Foram o BE o PCP que levaram, desde 2015, para o Parlamento um conjunto de matérias, que eram da Concertação Social. Se em 2014, num momento difícil do país, contra a vontade da CGTP e de outros atores políticos, a UGT conseguiu com os patrões e com o Governo de Passos Coelho aumentar o salário mínimo, quem é que nos garante que, sem intervenção dos parceiros à esquerda no Parlamento, não teríamos conseguido continuar esta trajetória de aumento do salário mínimo? Só não vê quem não quer. Qualquer dia, quando não houver maiorias à esquerda, quero ver se aqueles que hoje querem discutir [o salário mínimo] no Parlamento, se vêm bater à porta da Concertação Social. Vamos ver.

Carlos Silva, secretário-geral da UGT, em entrevista ao ECO - 29JAN20
Hugo Amaral/ECO

O 1º de Maio será comemorado pela UGT mais uma vez fora dos moldes tradicionais. Como é que correu o último ano em termos de luta sindical? Como é que a UGT se tem adaptado aos novos desafios?

Houve semanas em que sindicatos nossos — por exemplo, um sindicato de professores — granjearam 80 associados. No setor da indústria, temos crescido de forma extraordinária. Significa que os sindicatos não desistiram, que acudiram às preocupações dos seus associados. A UGT e os seus sindicatos tiveram um papel proativo durante este último ano da pandemia e, portanto, alguns cresceram. Talvez o setor mais difícil foi o financeiro, o bancário, porque com tanta reestruturação, ano após ano, houve situações menos claras, muito dúbias que lançaram muitos trabalhadores para o desemprego e para as rescisões por mútuo acordo. Perdemos sócios neste setor, mas ganhamos em muitos outros.

A Administração Pública tem sido um foco importante de ganhos de associados. Na TAP, há sindicatos nossos que cresceram imenso, fruto das suas posições proativas e muitos ponderadas. Na indústria, nos portos, no setor da cortiça, na agricultura. Portanto, há matérias em que podemos afirmar que estamos bem. Podíamos estar melhor? Claro que sim. Um trabalhador que não podemos visitar, sentimos que poderá estar desprotegido.

O 1º de Maio é um momento importante da vida dos trabalhadores. Faremos a nossa festa online, evitando perigar a vida e a saúde de cada um. Não vamos contribuir para a confusão.

No início de 2020, ainda antes da pandemia, disse que não se recandidataria à liderança da UGT. Mantém a posição? Ou a questão que o levava a tomar essa posição está ultrapassada?

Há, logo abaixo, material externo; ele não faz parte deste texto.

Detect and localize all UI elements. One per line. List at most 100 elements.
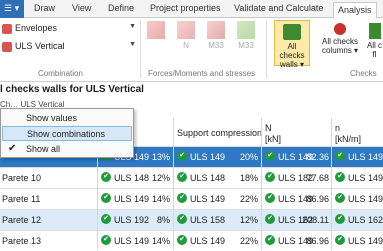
all-checks-columns-label: All checks columns ▾ [321, 37, 359, 55]
axial-force-icon [177, 21, 195, 39]
tab-analysis[interactable]: Analysis [333, 2, 377, 19]
support-compression-ratio-cell: 12% [239, 215, 258, 225]
all-checks-columns-button[interactable]: All checks columns ▾ [320, 20, 360, 66]
ribbon-separator [266, 20, 267, 78]
check-ok-icon: ✔ [177, 172, 187, 182]
check-ok-icon: ✔ [177, 193, 187, 203]
moment-m33-icon [207, 21, 225, 39]
menu-item-label: Show values [26, 113, 78, 123]
check-ok-icon: ✔ [101, 172, 111, 182]
columns-check-icon [334, 23, 346, 35]
check-ok-icon: ✔ [177, 214, 187, 224]
column-divider [173, 118, 174, 250]
context-menu: Show values Show combinations ✔ Show all [0, 108, 134, 158]
support-compression-ratio-cell: 20% [239, 152, 258, 162]
all-checks-walls-button[interactable]: All checks walls ▾ [274, 20, 310, 69]
check-ok-icon: ✔ [177, 151, 187, 161]
table-row[interactable]: Parete 13 ✔ ULS 149 14% ✔ ULS 149 22% ✔ ULS 149 8… [0, 230, 383, 251]
wall-name-cell: Parete 12 [2, 215, 42, 225]
menu-item-show-all[interactable]: ✔ Show all [2, 142, 132, 157]
ratio-cell: 8% [156, 215, 170, 225]
menu-item-show-values[interactable]: Show values [2, 111, 132, 126]
force-shape-icon [147, 21, 165, 39]
table-row[interactable]: Parete 12 ✔ ULS 192 8% ✔ ULS 158 12% ✔ ULS 162 20… [0, 209, 383, 230]
check-ok-icon: ✔ [101, 235, 111, 245]
tab-view[interactable]: View [72, 3, 91, 18]
combination-cell: ULS 149 [348, 152, 383, 162]
check-ok-icon: ✔ [265, 193, 275, 203]
combination-cell: ULS 149 [190, 236, 226, 246]
column-divider [331, 118, 332, 250]
support-compression-ratio-cell: 22% [239, 236, 258, 246]
moment-m33-alt-button[interactable]: M33 [234, 21, 258, 50]
check-ok-icon: ✔ [265, 214, 275, 224]
combination-cell: ULS 148 [114, 173, 150, 183]
tab-validate-and-calculate[interactable]: Validate and Calculate [234, 3, 323, 18]
floors-check-icon [368, 23, 381, 39]
check-ok-icon: ✔ [101, 214, 111, 224]
combination-cell: ULS 149 [348, 194, 383, 204]
check-ok-icon: ✔ [177, 235, 187, 245]
table-row[interactable]: Parete 11 ✔ ULS 149 14% ✔ ULS 149 22% ✔ ULS 149 8… [0, 188, 383, 209]
axial-force-button[interactable]: N [174, 21, 198, 50]
envelopes-dropdown[interactable]: Envelopes ▼ [0, 22, 138, 36]
column-divider [261, 118, 262, 250]
ratio-cell: 12% [151, 173, 170, 183]
check-ok-icon: ✔ [335, 172, 345, 182]
envelopes-icon [2, 24, 12, 34]
all-checks-walls-label: All checks walls ▾ [279, 42, 305, 69]
check-ok-icon: ✔ [265, 151, 275, 161]
menu-item-label: Show combinations [27, 129, 106, 139]
check-ok-icon: ✔ [335, 214, 345, 224]
axial-force-cell: 77.68 [306, 173, 329, 183]
check-ok-icon: ✔ [101, 193, 111, 203]
tab-draw[interactable]: Draw [34, 3, 55, 18]
moment-m33-alt-icon [237, 21, 255, 39]
ratio-cell: 13% [151, 152, 170, 162]
ribbon-tab-bar: ☰ ▾ Draw View Define Project properties … [0, 0, 383, 19]
combination-cell: ULS 149 [348, 173, 383, 183]
check-ok-icon: ✔ [265, 235, 275, 245]
page-title: l checks walls for ULS Vertical [0, 84, 144, 95]
envelopes-label: Envelopes [15, 23, 58, 33]
force-diagram-button[interactable] [144, 21, 168, 41]
axial-force-cell: 208.11 [302, 215, 329, 225]
combination-cell: ULS 148 [190, 173, 226, 183]
menu-item-label: Show all [26, 144, 61, 154]
combination-cell: ULS 149 [190, 194, 226, 204]
table-row[interactable]: Parete 10 ✔ ULS 148 12% ✔ ULS 148 18% ✔ ULS 182 7… [0, 167, 383, 188]
wall-name-cell: Parete 11 [2, 194, 41, 204]
file-menu-label: ☰ ▾ [4, 3, 20, 13]
axial-force-cell: 86.96 [306, 236, 329, 246]
axial-force-cell: 82.36 [306, 152, 329, 162]
ribbon-separator [140, 20, 141, 78]
check-ok-icon: ✔ [335, 151, 345, 161]
moment-m33-button[interactable]: M33 [204, 21, 228, 50]
uls-combination-label: ULS Vertical [15, 41, 65, 51]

Mantenho, claro, não sou pessoa de andar às arrecuas. O congresso era para ser este mês de abril. Comemorei [agora] oito anos de secretário-geral. Era para sair este mês. Por razões que toda a gente compreende, a generalidade das associações e das grandes organizações tiveram de adiar as suas reuniões magnas. Tivemos de adiar para novembro. De qualquer forma, não há um novo mandato no horizonte, isso está fora de questão. Oito anos é muito tempo na vida de um ser humano. Irei convocar um congresso para encontrarmos, de forma serena, um candidato ou uma candidata.

Não vai haver problemas de sucessão. Não vai haver brechas, nem cisões.

Teme que a sua saída abra uma crise de liderança na UGT?

Não. Na minha terra, há um cemitério que foi inaugurado em 1899. Está cheio de insubstituíveis, que morreram e fizeram cá tanta falta como eu. Portanto, compreende-se que não vai haver problemas de sucessão. Estou muito confiante no trabalho que fiz com a minha equipa e com os meus sindicatos. Não vai haver brechas, nem cisões. A UGT é uma central coesa, unida, que está consolidada e tem um objetivo fixo de defender os trabalhadores deste país.

No final de 2020, José Abraão admitiu candidatar-se à liderança da UGT. Que lhe parece?

É um bom dirigente. É dirigente do maior sindicato da Administração Pública da UGT. Mas não cabe ao atual secretária-geral determinar A ou B. Disponibilizou-se e gabo-lhe a coragem, o discernimento de poder dar esse passo. Se mais não houver candidatos, é um candidato que terá de ir a votos na central e tem todas as condições para fazer um bom mandato, a seguir ao Carlos Silva. Porventura poder haver mais alguma candidatura. Vamos aguardar, com serenidade.